At least for the orcas, their time alternating between training and the petting pool was a break from boredom; a break the dolphins did not have. Absolutely central to this website, humans and orcas were able to develop relationships and to learn about one another in a way that is absolutely unique in the history of either species.  Something good and unplanned emerged from challenging circumstances.

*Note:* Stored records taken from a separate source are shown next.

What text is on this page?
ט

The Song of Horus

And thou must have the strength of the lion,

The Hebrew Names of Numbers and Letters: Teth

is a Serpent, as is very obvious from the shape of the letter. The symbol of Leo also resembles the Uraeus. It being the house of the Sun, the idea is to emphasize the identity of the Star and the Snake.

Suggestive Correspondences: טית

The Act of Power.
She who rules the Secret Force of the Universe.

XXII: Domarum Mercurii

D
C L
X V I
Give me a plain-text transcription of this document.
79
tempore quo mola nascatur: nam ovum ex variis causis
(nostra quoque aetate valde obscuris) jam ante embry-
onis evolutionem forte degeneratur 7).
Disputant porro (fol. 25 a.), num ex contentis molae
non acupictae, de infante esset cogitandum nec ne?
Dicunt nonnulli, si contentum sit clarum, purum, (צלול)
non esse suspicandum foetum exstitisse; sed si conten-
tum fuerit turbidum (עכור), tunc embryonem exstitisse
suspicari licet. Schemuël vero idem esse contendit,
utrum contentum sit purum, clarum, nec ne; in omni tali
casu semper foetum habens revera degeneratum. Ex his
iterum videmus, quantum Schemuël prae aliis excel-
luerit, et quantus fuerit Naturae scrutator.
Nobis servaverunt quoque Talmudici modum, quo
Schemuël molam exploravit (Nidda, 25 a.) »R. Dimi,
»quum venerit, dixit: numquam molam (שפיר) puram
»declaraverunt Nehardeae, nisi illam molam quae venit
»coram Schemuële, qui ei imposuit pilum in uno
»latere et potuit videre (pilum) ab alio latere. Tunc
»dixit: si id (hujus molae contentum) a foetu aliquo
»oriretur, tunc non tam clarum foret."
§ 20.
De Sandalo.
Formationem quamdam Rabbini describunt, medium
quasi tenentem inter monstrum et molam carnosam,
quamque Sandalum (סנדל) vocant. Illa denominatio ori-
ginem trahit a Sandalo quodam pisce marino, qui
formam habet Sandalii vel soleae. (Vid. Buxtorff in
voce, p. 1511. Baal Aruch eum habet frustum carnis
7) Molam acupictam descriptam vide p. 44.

We do advocate that when SeaWorld's orcas are retired to seaside sanctuaries, they have friendly human contact available 24/7.  Most of these orcas have been in human company for their entire lives, and for a few, for most of their lives.  Friendly contact free from the agendas of training, performing, breeding, etc. could help partially heal their damaged lives.  There are inherent dangers when humans enter the water with orcas.  At least initially, time spent in the water should be limited to medical necessity; however, our experiences show that the orcas might actually invite humans to join them in the water.

Retirement to sanctuaries doesn't have to be just about healing the damage humans have done to the orcas.  It can also be about starting some real two-way communications and bonds/friendships between humans and orcas, as these particular orcas have formed bonds with humans already, and many have never interacted with their wild relatives. 

Entering their world is part of that process that cannot be avoided as they cannot come into our world, dry land.  It can be about friendship and trust between species and a symbiosis that could benefit both species and heal the planet in more ways than one.  Even wild cetaceans occasionally reach out to humans.  In the case of these orcas, uprooted from their natural lives, we should expect and be prepared that they will be reaching out to us.